Table 6.3 Associated foetal, maternal, dietary and environmental factors with the strength of the relationship (where known) on the development of type 1 diabetes (T1DM).

OR = odds ratio; RR = relative risk; HR = hazard ratio; CI = confidence interval; SGA = small for gestational age; LGA = large for gestational age.

In a few cases, coxsackie viral antigens have been isolated in islets postmortem, and viruses isolated from the pancreas have been shown to induce diabetes in susceptible mouse strains. Electron microscopy of the pancreas in some subjects who died shortly after the onset of type 1 diabetes identified retrovirus‐like particles within the β cells, associated with insulitis. There have also been case reports of multiple family members developing type 1 diabetes after contracting enteroviral infection.

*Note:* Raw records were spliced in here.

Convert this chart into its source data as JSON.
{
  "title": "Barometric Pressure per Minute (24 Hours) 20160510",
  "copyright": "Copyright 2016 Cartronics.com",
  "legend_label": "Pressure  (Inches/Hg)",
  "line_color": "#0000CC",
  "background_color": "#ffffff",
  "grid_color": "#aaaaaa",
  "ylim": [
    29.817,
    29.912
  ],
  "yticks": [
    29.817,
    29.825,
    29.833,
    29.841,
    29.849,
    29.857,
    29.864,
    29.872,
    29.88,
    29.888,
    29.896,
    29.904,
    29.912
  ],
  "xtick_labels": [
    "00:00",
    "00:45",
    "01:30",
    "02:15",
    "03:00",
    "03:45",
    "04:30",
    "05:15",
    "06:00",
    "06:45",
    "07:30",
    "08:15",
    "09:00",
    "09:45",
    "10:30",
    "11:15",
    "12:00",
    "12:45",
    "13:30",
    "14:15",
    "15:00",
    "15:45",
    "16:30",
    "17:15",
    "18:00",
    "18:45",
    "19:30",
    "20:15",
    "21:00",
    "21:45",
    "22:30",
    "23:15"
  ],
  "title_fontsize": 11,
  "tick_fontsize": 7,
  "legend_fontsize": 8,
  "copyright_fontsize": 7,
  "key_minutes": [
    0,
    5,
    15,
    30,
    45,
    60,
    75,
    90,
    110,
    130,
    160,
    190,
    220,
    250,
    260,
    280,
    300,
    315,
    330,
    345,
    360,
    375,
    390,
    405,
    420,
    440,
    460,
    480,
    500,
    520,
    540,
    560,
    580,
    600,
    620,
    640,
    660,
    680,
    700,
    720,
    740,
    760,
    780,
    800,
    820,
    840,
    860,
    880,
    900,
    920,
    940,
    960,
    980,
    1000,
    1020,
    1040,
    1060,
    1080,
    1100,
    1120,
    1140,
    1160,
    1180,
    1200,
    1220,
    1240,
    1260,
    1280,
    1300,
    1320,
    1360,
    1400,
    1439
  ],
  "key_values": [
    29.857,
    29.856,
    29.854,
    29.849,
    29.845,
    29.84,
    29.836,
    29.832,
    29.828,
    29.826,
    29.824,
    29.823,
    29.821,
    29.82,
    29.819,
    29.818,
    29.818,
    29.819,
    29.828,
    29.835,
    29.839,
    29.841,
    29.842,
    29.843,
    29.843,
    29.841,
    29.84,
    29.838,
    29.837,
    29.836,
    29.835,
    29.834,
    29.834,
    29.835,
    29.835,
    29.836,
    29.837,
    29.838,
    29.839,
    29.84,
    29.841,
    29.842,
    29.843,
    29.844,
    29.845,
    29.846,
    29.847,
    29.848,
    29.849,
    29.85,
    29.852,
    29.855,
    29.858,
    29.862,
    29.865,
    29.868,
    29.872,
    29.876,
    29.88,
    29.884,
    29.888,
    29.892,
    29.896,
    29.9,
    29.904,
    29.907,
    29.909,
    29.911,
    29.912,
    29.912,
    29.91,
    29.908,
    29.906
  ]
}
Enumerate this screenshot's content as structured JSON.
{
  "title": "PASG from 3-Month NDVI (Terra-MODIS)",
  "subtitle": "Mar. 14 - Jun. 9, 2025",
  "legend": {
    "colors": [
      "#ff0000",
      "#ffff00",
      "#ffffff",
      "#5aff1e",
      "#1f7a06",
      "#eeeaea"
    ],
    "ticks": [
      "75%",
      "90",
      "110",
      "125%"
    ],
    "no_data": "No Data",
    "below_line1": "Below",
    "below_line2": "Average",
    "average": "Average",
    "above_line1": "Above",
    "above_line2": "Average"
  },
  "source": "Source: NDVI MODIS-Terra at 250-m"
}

Viruses may target the β cells and destroy them directly through a cytolytic effect or by triggering an autoimmune attack ( Figure 6.7). Autoimmune mechanisms may include ‘molecular mimicry’; that is, immune responses against a viral antigen that cross‐react with a β cell antigen (e.g. a coxsackie B4 protein (P2–C) has sequence homology with GAD, an established autoantigen in the β cell). Also, anti‐insulin antibodies from patients with type 1 diabetes cross‐react with the retroviral p73 antigen in about 75% of cases. Alternatively, viral damage may release sequestered islet antigens and thus restimulate resting autoreactive T cells, previously sensitised against β cell antigens (‘bystander activation’). Persistent viral infection could also stimulate interferon‐α synthesis and hyperexpression of HLA class I antigens, and the secretion of chemokines that recruit activated macrophages and cytotoxic T cells.

One model of β cell destruction is via the process of apoptosis or programmed cell death ( Figure 6.8). This is effected by the activation of cellular caspases triggered by extrinsic means, including the interaction of cell surface Fas (the death‐signalling molecule) with its ligand FasL, on the surface of infiltrating CD4 and CD8 cells. There is an intrinsic pathway mediated by a balance between anti‐ and pro‐apoptotic mitochondrial pathways and both converge via the caspase activation pathway to cause β cell death. Other factors that induce apoptosis include macrophage derived nitric oxide (NO) and toxic free radicals, and disruption of the cell membrane by perforin and granzyme B produced by cytotoxic T cells. T cell cytokines (e.g. interleukin–1, tumour necrosis factor–α, interferon–γ) have been shown to up‐regulate Fas and FasL and induce NO and toxic free radicals.

Wheat gluten is a potent diabetogen in animal models of type 1 diabetes (BB rats and NOD mice; see below), and 5–10% of patients with type 1 diabetes have gluten‐sensitive enteropathy (coeliac disease). Recent studies have demonstrated that patients with type 1 diabetes and coeliac disease share disease‐specific alleles. Wheat may induce subclinical gut inflammation and enhanced gut permeability to lumen antigens in some patients with type 1 diabetes, which may lead to a breakdown in tolerance for dietary proteins. Other possible diabetogenic factors in diet include N–nitroso compounds, speculatively implicated in Icelandic smoked meat, which was a common dietary constituent in winter months.

The notion that there may be environmental β cell toxins is supported by the existence of chemicals that cause an insulin‐dependent type of diabetes in animals. Examples are alloxan and streptozocin, both of which damage the β cell at several sites, including membrane disruption, enzyme interaction (e.g. with glucokinase) and DNA fragmentation. The rat poison vacor causes type 1 diabetes in humans, possibly because it has a similar action to streptozocin.